Do Your Homework Before a Pitch is Thrown
Check the Defense
Base runners must identify the location of each defensive player before taking their lead. This information helps make decisions once a ball is put in play.
Step Back on a Line Drive
Line drives are the most difficult ball to read. They are the biggest cause of “doubling off” runners. “Doubled off” is when a batter flies out to a fielder and the fielded ball beats the runner back to the base the runner occupies.
Many coaches will say that a player should “Freeze” on a line drive, but that doesn’t give the runner the best opportunity to preserve outs. There are some examples where a player who freezes will be out when a player who steps back will be safe. That example is for another time.
Now that we have a general understanding, it is time to discuss the first rule. Put your helmets on!
Rule Number 1
With no outs, players should “Tag up” at second and third base if a ball is hit in the air. There are some exceptions based on the location of the fly ball and what base you occupy.
Let’s Look at Some of the Most Common Examples.
Situation 1: Runner is on first base and no one is out. Fly ball is hit in fair territory.
Base runner: The base runner should get off as far as he can and still be able to get back to first base should the ball be caught. Remember, we said that the runner should automatically tag up at second and third base, not first base.
Why? The runner should not tag up because he could be forced out if the ball drops. That is not possible on second or third base since there is no force.
Situation 2: Man on second base and no outs.

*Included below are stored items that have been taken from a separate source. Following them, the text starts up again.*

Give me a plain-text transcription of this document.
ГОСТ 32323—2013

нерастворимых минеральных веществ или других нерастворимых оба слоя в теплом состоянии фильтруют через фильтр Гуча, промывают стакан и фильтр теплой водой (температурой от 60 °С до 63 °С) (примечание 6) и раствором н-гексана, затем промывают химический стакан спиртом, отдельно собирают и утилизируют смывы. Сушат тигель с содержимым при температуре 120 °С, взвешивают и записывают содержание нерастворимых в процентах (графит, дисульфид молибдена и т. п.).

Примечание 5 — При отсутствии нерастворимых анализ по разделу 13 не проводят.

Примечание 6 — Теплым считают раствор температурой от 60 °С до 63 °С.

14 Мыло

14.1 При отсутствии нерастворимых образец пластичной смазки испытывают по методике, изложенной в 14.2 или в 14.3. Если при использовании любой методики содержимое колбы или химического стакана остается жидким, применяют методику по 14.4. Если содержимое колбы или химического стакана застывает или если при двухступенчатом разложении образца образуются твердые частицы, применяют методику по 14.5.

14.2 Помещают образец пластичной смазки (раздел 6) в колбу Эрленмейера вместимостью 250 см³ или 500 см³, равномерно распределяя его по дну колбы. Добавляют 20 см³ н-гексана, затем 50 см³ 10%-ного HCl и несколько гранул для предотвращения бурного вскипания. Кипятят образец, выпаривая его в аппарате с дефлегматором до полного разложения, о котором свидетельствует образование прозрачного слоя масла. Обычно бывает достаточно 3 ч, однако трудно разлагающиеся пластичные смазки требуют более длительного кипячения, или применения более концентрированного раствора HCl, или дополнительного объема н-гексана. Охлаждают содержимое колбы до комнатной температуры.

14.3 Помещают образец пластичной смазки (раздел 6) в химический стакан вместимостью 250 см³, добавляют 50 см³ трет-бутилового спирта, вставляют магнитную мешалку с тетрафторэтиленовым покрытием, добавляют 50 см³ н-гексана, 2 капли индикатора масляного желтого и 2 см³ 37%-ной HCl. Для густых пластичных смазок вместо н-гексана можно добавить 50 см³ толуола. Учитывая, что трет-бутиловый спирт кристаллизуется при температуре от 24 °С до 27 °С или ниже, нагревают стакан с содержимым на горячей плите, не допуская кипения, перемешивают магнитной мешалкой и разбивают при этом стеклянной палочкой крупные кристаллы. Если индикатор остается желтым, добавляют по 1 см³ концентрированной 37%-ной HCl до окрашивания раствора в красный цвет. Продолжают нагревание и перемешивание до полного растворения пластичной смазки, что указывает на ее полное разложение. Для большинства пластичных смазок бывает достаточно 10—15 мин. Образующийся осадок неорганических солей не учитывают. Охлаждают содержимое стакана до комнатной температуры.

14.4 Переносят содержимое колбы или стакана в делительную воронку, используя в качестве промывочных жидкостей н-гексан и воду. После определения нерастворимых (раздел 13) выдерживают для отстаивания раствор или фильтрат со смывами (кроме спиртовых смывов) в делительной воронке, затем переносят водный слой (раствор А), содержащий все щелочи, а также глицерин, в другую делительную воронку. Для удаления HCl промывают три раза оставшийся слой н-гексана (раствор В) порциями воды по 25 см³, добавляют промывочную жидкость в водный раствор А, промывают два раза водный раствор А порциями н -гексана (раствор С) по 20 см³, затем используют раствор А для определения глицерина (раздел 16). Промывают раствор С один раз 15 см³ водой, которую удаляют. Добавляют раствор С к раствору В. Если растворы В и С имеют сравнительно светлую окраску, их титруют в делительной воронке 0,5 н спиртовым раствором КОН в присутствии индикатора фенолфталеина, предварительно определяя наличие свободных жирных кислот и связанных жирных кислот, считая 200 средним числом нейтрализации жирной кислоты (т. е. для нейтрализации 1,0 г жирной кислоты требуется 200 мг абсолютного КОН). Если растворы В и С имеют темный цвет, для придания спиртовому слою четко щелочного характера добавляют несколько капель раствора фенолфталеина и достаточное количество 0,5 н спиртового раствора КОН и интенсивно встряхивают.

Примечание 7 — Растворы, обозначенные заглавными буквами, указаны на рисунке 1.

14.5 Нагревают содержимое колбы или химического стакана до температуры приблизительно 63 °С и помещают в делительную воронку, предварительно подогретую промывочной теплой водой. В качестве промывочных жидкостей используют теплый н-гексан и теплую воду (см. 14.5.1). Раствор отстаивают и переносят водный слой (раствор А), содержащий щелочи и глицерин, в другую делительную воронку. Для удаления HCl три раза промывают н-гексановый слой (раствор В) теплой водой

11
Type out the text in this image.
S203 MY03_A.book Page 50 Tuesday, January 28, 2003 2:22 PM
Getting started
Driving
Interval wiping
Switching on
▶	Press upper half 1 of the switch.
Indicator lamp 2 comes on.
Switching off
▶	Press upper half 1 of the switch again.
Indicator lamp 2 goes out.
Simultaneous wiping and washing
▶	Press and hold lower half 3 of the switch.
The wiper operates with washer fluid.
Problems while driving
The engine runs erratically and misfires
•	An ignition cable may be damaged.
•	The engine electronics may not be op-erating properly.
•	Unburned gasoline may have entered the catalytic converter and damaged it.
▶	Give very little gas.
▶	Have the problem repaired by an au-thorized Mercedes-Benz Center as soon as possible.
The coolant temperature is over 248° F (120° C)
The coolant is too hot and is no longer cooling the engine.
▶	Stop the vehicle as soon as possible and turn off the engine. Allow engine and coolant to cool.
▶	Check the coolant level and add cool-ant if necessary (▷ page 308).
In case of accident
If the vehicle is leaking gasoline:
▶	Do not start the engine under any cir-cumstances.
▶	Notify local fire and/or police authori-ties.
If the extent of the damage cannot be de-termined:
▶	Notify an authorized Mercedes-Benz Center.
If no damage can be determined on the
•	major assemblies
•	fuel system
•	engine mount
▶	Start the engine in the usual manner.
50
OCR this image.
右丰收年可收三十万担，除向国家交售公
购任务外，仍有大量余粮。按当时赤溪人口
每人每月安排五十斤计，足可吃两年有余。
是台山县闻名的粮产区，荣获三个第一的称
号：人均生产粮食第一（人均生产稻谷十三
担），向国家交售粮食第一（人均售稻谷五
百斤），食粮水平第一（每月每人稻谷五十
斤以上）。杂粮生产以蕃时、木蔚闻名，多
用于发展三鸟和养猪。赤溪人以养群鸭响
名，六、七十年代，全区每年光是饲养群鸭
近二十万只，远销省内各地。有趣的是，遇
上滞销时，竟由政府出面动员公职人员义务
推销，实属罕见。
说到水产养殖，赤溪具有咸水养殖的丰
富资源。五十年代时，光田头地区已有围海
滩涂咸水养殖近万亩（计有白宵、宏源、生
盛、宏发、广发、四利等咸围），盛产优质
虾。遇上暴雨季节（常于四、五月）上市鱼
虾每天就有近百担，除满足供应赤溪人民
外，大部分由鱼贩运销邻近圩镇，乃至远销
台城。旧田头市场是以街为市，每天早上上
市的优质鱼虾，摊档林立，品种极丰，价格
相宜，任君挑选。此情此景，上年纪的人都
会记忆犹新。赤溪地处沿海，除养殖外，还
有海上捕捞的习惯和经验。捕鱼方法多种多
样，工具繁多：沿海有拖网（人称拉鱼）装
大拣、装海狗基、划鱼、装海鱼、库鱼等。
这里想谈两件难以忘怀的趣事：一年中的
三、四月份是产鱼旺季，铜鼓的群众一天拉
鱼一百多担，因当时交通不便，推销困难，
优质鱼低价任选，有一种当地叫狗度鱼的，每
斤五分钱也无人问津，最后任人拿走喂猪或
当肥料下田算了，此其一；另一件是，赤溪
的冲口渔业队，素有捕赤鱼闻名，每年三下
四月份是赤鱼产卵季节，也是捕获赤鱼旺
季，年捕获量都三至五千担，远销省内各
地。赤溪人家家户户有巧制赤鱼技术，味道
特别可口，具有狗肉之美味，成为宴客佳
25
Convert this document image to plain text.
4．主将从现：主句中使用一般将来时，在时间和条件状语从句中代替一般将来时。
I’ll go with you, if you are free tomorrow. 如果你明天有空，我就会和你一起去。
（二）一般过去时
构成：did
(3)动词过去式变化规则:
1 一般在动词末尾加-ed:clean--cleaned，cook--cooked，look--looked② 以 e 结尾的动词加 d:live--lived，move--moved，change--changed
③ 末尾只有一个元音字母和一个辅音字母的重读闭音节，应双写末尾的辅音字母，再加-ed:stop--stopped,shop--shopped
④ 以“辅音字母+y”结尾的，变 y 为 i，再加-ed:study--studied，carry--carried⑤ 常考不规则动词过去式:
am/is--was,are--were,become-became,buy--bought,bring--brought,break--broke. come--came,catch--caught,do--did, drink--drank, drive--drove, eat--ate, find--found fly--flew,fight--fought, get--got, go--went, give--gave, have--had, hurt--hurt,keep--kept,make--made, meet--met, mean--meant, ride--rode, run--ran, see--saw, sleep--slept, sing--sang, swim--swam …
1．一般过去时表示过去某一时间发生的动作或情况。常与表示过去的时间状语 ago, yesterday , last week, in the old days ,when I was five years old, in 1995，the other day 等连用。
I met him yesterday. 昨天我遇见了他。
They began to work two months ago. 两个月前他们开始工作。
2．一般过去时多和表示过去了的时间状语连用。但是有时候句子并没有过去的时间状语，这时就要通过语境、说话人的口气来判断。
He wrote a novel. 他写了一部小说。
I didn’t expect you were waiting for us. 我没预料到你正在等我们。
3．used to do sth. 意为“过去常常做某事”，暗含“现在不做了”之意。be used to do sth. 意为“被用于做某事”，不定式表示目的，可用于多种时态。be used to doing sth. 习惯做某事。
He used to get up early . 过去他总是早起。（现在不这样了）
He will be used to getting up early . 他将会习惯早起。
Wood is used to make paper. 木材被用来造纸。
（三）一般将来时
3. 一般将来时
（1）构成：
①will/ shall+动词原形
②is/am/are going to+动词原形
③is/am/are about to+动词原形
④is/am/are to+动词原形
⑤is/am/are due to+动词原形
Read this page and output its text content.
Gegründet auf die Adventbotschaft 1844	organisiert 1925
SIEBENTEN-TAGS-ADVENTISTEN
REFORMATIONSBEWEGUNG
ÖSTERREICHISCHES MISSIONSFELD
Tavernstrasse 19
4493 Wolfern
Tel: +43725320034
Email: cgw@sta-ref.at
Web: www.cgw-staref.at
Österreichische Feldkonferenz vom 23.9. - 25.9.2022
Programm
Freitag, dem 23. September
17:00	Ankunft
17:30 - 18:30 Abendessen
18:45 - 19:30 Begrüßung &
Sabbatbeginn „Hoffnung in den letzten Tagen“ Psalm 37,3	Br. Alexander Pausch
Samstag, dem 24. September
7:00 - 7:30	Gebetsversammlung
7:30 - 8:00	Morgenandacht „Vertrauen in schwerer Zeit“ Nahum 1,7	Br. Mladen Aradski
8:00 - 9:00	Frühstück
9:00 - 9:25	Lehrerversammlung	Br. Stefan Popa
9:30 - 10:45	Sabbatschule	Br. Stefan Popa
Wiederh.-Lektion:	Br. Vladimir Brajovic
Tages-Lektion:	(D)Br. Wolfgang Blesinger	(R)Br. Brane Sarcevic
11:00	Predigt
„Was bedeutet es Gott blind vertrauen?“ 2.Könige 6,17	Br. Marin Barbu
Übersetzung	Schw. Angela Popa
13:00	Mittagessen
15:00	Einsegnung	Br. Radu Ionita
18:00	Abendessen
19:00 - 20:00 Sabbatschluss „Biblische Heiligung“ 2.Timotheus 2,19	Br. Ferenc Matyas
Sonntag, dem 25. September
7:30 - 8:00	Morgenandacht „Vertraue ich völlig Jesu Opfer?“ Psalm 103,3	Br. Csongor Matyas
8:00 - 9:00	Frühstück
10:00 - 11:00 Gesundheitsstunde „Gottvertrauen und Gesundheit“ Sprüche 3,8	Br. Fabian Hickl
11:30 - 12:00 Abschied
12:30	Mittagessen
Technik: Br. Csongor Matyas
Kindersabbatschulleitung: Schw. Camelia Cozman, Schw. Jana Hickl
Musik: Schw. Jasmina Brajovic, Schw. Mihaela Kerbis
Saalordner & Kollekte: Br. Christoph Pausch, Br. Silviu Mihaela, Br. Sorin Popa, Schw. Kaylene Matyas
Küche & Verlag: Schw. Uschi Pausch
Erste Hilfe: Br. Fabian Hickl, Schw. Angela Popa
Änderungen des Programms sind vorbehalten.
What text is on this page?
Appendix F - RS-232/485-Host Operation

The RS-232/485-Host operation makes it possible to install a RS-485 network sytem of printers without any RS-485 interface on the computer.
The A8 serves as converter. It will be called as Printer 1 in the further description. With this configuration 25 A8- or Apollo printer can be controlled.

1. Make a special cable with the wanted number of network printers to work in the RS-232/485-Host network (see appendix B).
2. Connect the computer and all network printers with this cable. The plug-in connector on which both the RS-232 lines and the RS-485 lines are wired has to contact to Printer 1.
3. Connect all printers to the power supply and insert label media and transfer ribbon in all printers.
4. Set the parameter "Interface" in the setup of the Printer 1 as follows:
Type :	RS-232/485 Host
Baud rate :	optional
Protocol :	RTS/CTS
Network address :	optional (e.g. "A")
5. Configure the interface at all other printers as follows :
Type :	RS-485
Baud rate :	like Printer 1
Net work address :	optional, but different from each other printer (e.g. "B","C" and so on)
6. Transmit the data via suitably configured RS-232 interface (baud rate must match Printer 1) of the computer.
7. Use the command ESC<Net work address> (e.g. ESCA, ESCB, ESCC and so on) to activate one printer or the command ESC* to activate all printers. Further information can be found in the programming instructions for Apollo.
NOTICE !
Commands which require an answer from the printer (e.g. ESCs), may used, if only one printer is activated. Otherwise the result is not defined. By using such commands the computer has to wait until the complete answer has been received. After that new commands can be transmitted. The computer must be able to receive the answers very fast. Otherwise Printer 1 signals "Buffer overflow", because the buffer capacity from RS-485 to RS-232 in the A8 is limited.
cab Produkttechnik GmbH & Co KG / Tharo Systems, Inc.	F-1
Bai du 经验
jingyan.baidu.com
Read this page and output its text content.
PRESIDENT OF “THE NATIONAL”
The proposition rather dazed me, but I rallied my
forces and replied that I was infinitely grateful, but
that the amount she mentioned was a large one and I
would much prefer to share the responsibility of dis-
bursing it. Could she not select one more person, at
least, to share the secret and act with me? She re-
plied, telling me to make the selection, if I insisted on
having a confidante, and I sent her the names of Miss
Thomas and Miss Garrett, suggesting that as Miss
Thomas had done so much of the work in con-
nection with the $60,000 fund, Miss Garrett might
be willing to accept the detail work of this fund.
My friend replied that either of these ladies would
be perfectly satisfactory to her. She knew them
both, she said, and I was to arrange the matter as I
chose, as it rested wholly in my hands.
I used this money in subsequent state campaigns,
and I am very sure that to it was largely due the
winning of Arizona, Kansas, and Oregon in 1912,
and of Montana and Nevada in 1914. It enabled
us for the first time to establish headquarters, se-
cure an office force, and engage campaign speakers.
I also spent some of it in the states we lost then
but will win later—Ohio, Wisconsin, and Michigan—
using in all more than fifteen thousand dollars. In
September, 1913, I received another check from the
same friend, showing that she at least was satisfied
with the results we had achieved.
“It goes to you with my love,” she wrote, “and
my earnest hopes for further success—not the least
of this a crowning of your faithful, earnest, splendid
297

Fly ball is hit anywhere on the field fair or foul.
Base runner: “Tag up” and choose to stay or advance to the next base after a catch is made.
Why? With zero outs, a runner’s priority is to preserve the out. It is better for the runner to remain at the occupied base then it is for the runner to move too far off the base and become “Doubled off.” By tagging, the runner gives his team 2 additional outs to score.
Situation 3: Man on third base with no outs. Fly ball hit at least 200 feet away. (200’ is a generic number I am using to describe a distance where the base runner can beat a throw home)
Base runner: Base runner should tag up.
Why? The likelihood is that the ball will be caught. The fielder will also be in a location where the runner can beat the throw to home plate. If the runner tags up, he will have a high probability of making it home unless he trips or slips. Even if the fielder drops the ball, the runner will still beat the throw home.
Situation 4: Man on third base. Fly ball is hit in the short outfield where either an infielder or outfielder has a chance to catch a ball.
Base runner: Since the fly ball is now close enough to throw the base runner out, the runner should no longer tag, and instead get off the base. The runner needs to be close enough to get back to third base if the ball is caught.
Why? By going part way, the runner is able to get back to third base if the ball is caught. He will also be able to score should the ball be dropped. Remember that the ball is not deep enough for the runner to tag up.
First and Third base coaches
The runner should not pay any attention to the third base coach. It is the job of the runner to make decisions. Remember that in a big league game, a player probably won’t be able to hear so the decision is on them.
I believe that a player’s understanding of baseball lies largely with how they run the bases. Speed is secondary to understanding the value of your out. Down the road we will look to see how the score of the game helps determine decisions on the base paths.
It is now your turn to watch the base runners when there are no outs and a fly ball is hit. If you see a runner tag up then you know he has played correctly. If you see the runner lead off the base then you have identified a player who has made a mental mistake. Watch some games and see how you do!